Scène typique d’août : les jeunes mésanges quittent le nichoir, sautillent dans l’herbe, et le chat du voisin surgit sous le rosier. En quelques secondes, votre petit monde d’oiseaux du jardin bascule. Beaucoup de jardiniers pensent alors à « appeler la mairie » ou « faire venir la fourrière », persuadés que la loi va trancher en leur faveur. Les chiffres donnent le vertige. Selon la LPO et le MNHN, les chats domestiques français tuent environ 75 millions d’oiseaux par an. Un seul chat en liberté élimine en moyenne entre 5 et 10 oiseaux par an. « Le chat est un facteur de raréfaction sur lequel on peut assez facilement agir. Ce n’est en aucun cas le premier responsable », explique Kim Dallet, chargée de communication à la LPO. La loi, elle, trace une ligne beaucoup plus subtile.
Août, chats et mésanges au jardin : pourquoi les attaques se multiplient
Biologiquement, le mois d’août est une période critique pour les mésanges. La deuxième, parfois la troisième couvée s’envole alors que les jeunes n’ont pas encore des ailes parfaitement fonctionnelles. Comme le rappelle le document d’autorité, ces juvéniles passent obligatoirement 2 à 3 jours au sol pour muscler leurs ailes, tout en étant nourris par les parents. Ils crient, sautent maladroitement, ne connaissent pas encore les prédateurs.
Pour un chat, c’est un déclencheur irrésistible. Le félin chasse à l’affût, silencieux, en profitant de l’effet de surprise autour des mangeoires, nichoirs et abreuvoirs bas. Même bien nourri, il reste un prédateur guidé par l’instinct. Placer de la nourriture ou de l’eau au sol en été revient alors à créer une zone d’appâtage mortelle, exactement là où il aime se poster.
Chat du voisin, mésanges et loi française : ce que prévoient les textes
Le point souvent mal compris concerne la divagation. L’article L211-23 du Code rural et de la pêche maritime considère qu’un chat est en état de divagation s’il est trouvé à plus de 1 000 mètres de son domicile sans surveillance, ou à plus de 200 mètres de toute habitation, et s’il n’a pas de propriétaire identifiable. Dans ce cas, son détenteur risque une contravention de 2e classe, soit 150 euros, et le maire peut faire conduire l’animal en fourrière.
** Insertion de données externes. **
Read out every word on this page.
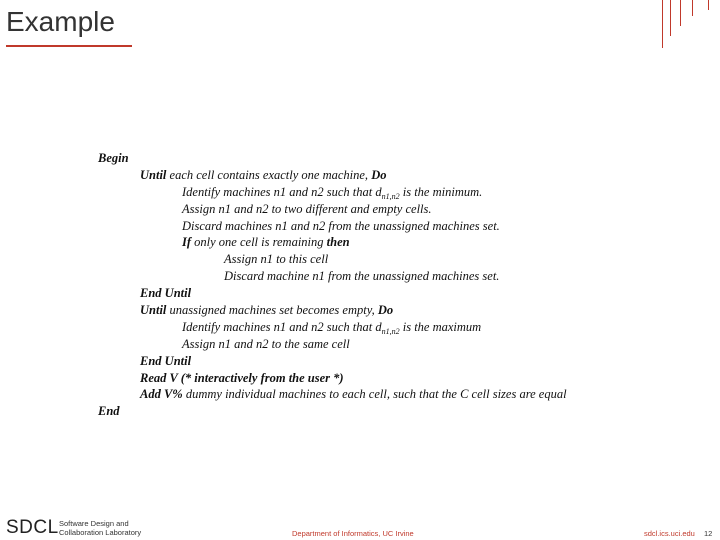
Example
Begin
Until each cell contains exactly one machine, Do
Identify machines n1 and n2 such that $d_{n1,n2}$ is the minimum.
Assign n1 and n2 to two different and empty cells.
Discard machines n1 and n2 from the unassigned machines set.
If only one cell is remaining then
Assign n1 to this cell
Discard machine n1 from the unassigned machines set.
End Until
Until unassigned machines set becomes empty, Do
Identify machines n1 and n2 such that $d_{n1,n2}$ is the maximum
Assign n1 and n2 to the same cell
End Until
Read V (* interactively from the user *)
Add V% dummy individual machines to each cell, such that the C cell sizes are equal
End
SDCL Software Design and
Collaboration Laboratory	Department of Informatics, UC Irvine	sdcl.ics.uci.edu 12
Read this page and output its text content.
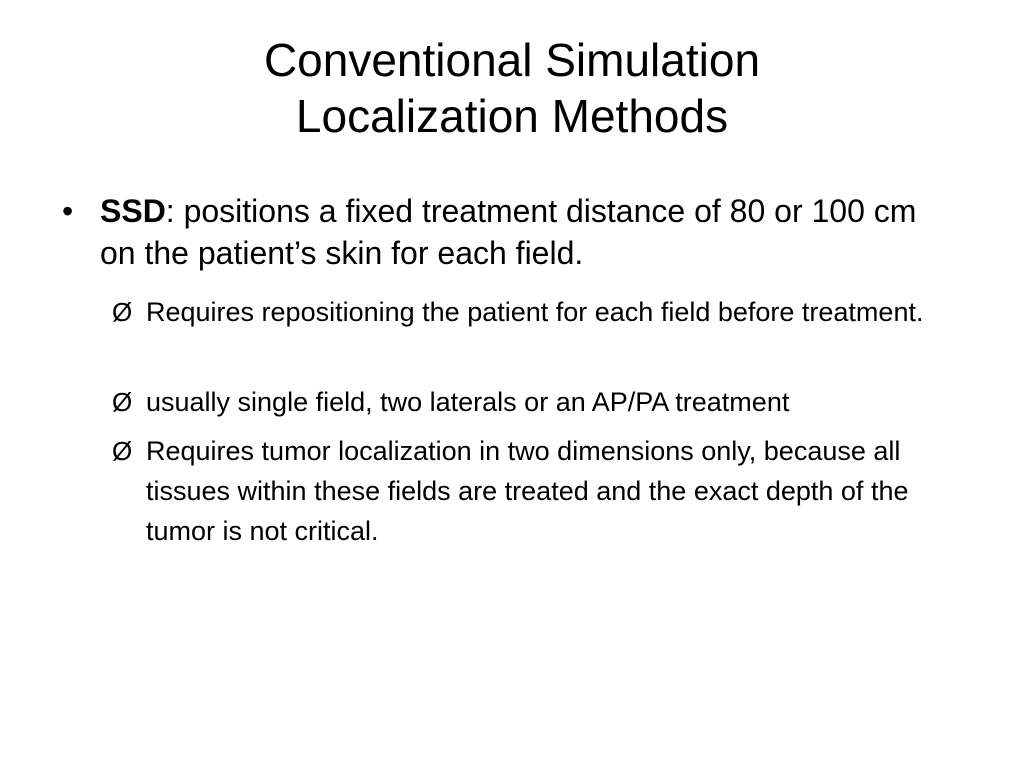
Conventional Simulation
Localization Methods
• SSD: positions a fixed treatment distance of 80 or 100 cm on the patient’s skin for each field.
Ø Requires repositioning the patient for each field before treatment.
Ø usually single field, two laterals or an AP/PA treatment
Ø Requires tumor localization in two dimensions only, because all tissues within these fields are treated and the exact depth of the tumor is not critical.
Un chat identifié qui traverse régulièrement votre jardin ne tombe donc généralement pas dans cette définition. Le propriétaire reste néanmoins responsable « du fait des animaux » selon l’article 1243 du Code civil</b. Mais pour des oiseaux sauvages, la jurisprudence admet en général le comportement naturel de prédation, hors cas d’élevage. En revanche, vous n’avez pas le droit de capturer, blesser ou empoisonner le chat : l’article 521-1 du Code pénal punit les actes de cruauté jusqu’à 3 ans de prison et 45 000 euros d’amende.
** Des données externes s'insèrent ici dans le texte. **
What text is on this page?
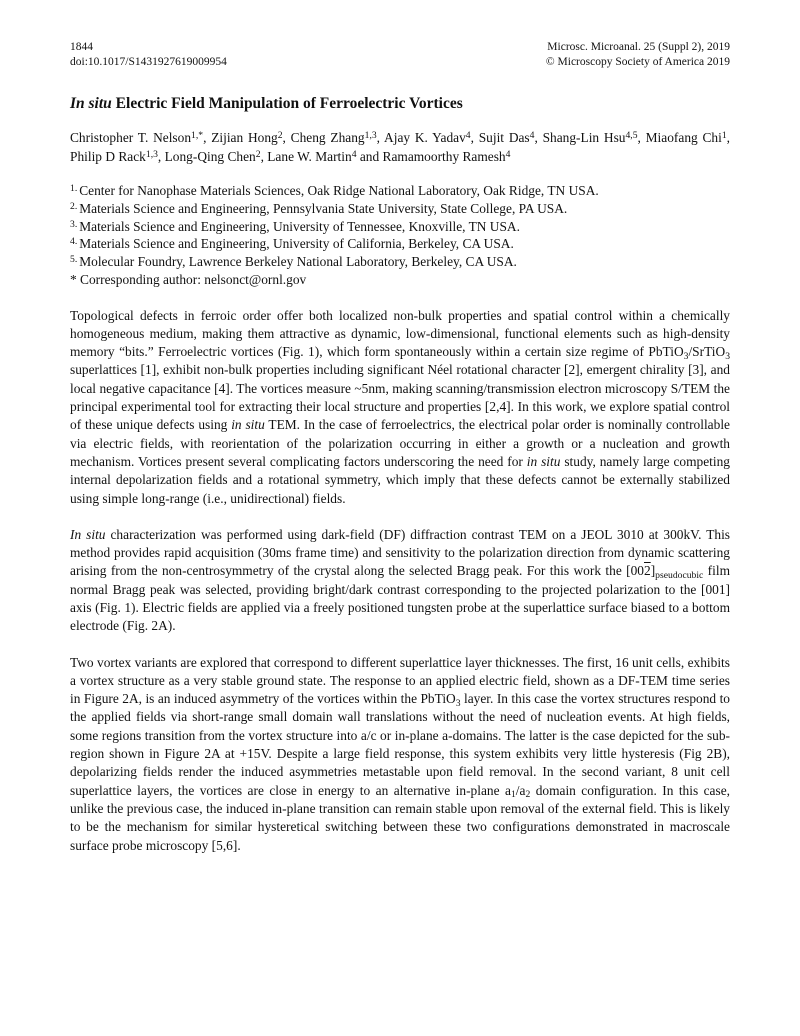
1844
doi:10.1017/S1431927619009954
Microsc. Microanal. 25 (Suppl 2), 2019
© Microscopy Society of America 2019
In situ Electric Field Manipulation of Ferroelectric Vortices

Christopher T. Nelson$^{1,*}$, Zijian Hong$^2$, Cheng Zhang$^{1,3}$, Ajay K. Yadav$^4$, Sujit Das$^4$, Shang-Lin Hsu$^{4,5}$, Miaofang Chi$^1$, Philip D Rack$^{1,3}$, Long-Qing Chen$^2$, Lane W. Martin$^4$ and Ramamoorthy Ramesh$^4$

$^{1.}$ Center for Nanophase Materials Sciences, Oak Ridge National Laboratory, Oak Ridge, TN USA.

$^{2.}$ Materials Science and Engineering, Pennsylvania State University, State College, PA USA.

$^{3.}$ Materials Science and Engineering, University of Tennessee, Knoxville, TN USA.

$^{4.}$ Materials Science and Engineering, University of California, Berkeley, CA USA.

$^{5.}$ Molecular Foundry, Lawrence Berkeley National Laboratory, Berkeley, CA USA.

* Corresponding author: nelsonct@ornl.gov

Topological defects in ferroic order offer both localized non-bulk properties and spatial control within a chemically homogeneous medium, making them attractive as dynamic, low-dimensional, functional elements such as high-density memory “bits.” Ferroelectric vortices (Fig. 1), which form spontaneously within a certain size regime of PbTiO$_3$/SrTiO$_3$ superlattices [1], exhibit non-bulk properties including significant Néel rotational character [2], emergent chirality [3], and local negative capacitance [4]. The vortices measure ~5nm, making scanning/transmission electron microscopy S/TEM the principal experimental tool for extracting their local structure and properties [2,4]. In this work, we explore spatial control of these unique defects using in situ TEM. In the case of ferroelectrics, the electrical polar order is nominally controllable via electric fields, with reorientation of the polarization occurring in either a growth or a nucleation and growth mechanism. Vortices present several complicating factors underscoring the need for in situ study, namely large competing internal depolarization fields and a rotational symmetry, which imply that these defects cannot be externally stabilized using simple long-range (i.e., unidirectional) fields.

In situ characterization was performed using dark-field (DF) diffraction contrast TEM on a JEOL 3010 at 300kV. This method provides rapid acquisition (30ms frame time) and sensitivity to the polarization direction from dynamic scattering arising from the non-centrosymmetry of the crystal along the selected Bragg peak. For this work the $[002]_{pseudocubic}$ film normal Bragg peak was selected, providing bright/dark contrast corresponding to the projected polarization to the [001] axis (Fig. 1). Electric fields are applied via a freely positioned tungsten probe at the superlattice surface biased to a bottom electrode (Fig. 2A).

Two vortex variants are explored that correspond to different superlattice layer thicknesses. The first, 16 unit cells, exhibits a vortex structure as a very stable ground state. The response to an applied electric field, shown as a DF-TEM time series in Figure 2A, is an induced asymmetry of the vortices within the PbTiO$_3$ layer. In this case the vortex structures respond to the applied fields via short-range small domain wall translations without the need of nucleation events. At high fields, some regions transition from the vortex structure into a/c or in-plane a-domains. The latter is the case depicted for the sub-region shown in Figure 2A at +15V. Despite a large field response, this system exhibits very little hysteresis (Fig 2B), depolarizing fields render the induced asymmetries metastable upon field removal. In the second variant, 8 unit cell superlattice layers, the vortices are close in energy to an alternative in-plane $a_1/a_2$ domain configuration. In this case, unlike the previous case, the induced in-plane transition can remain stable upon removal of the external field. This is likely to be the mechanism for similar hysteretical switching between these two configurations demonstrated in macroscale surface probe microscopy [5,6].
Que pouvez-vous faire légalement contre le chat du voisin sans risque
Le premier levier reste le dialogue. Expliquer calmement au voisin ce qui se passe, proposer une clochette sur collier de sécurité ou une collerette colorée type Birdsbesafe, voire garder le chat à l’intérieur à l’aube et en soirée, correspond exactement aux recommandations de la LPO. Si la discussion échoue, une lettre recommandée avec accusé de réception rappelant l’article 1243 peut formaliser votre demande. Pour un litige inférieur à 5 000 euros, la saisine d’un conciliateur de justice, gratuite, est souvent obligatoire avant tout procès.
En parallèle, tout ce que vous modifiez dans votre jardin est juridiquement sûr. Installer les abreuvoirs à au moins 1,50 mètre de hauteur sur un pied lisse, suspendre les mangeoires loin des troncs et des murs, choisir des poteaux métalliques impossibles à grimper, ou encore placer les nichoirs hors de portée limite l’accès du chat. Autour des zones de nidification, des haies défensives de Pyracantha ou de Berberis créent des refuges épineux. Retirer graines et eau au sol en été, jouer davantage avec votre propre chat et limiter ses sorties aux périodes les moins actives pour les oiseaux complètent ce dispositif. Votre marge de manœuvre se trouve là : dans l’aménagement malin, plus que dans la sanction.